I'd like to know how I could solve the following quartic function: $p(z)=2z^4+az^3+bz^2+cz+3$ given that it $2$ and $i$ should be part of their roots.
I thought I should maybe be trying to turn this into a quadratic function and then I should be able to solve it for the 2 given roots, but I don't really know how I could get there.

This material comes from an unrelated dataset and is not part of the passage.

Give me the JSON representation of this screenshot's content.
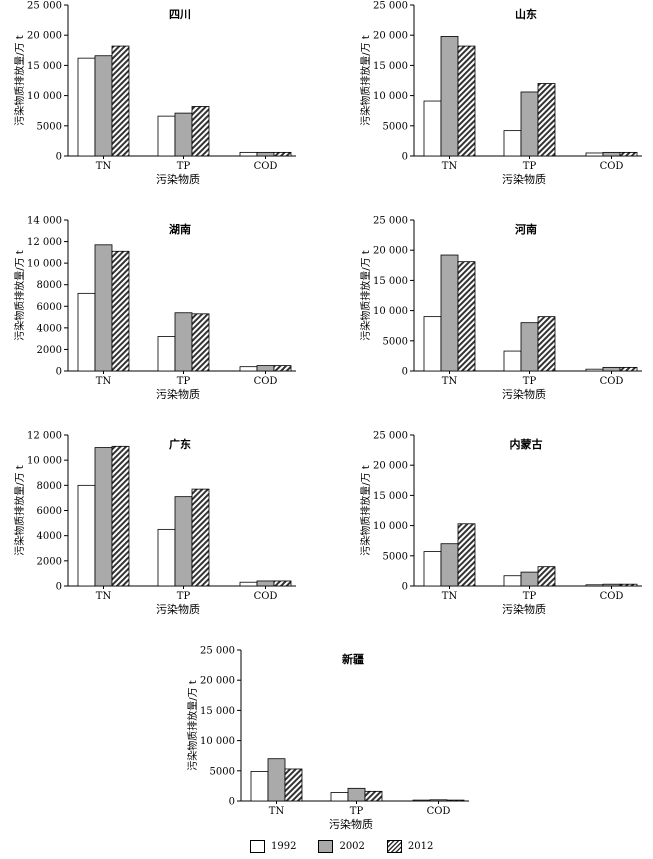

If the aim is to find $a$, $b$ and $c$, then you can substitute the known zeros of $p$ to get a set of linear equations:
$\begin{eqnarray}p(2) & = & 0 & \implies & 2 \times 2^4 + a \times 2^3 + b \times 2^2 + c \times 2 + 3 & = & 0 & \implies 32 + 8a + 4b + 2c + 3 & = & 0\\ p(i) & = & 0 & \implies & 2 \times i^4 + a \times i^3 + b \times i^2 + c \times i + 3 & = & 0 & \implies 2 - ai - b + ci + 3 & = & 0\end{eqnarray}$
Now, you have a few options:
Use the knowledge that you have real coefficients to separate the second equation into a real and imaginary part;
Use the fact that $p(-i) = 0$, which results from having real coefficients;
Get the 4th root using Vieta's formulas, as given in the other answer.
All of these will give you enough information to solve the entire system for the three unknowns.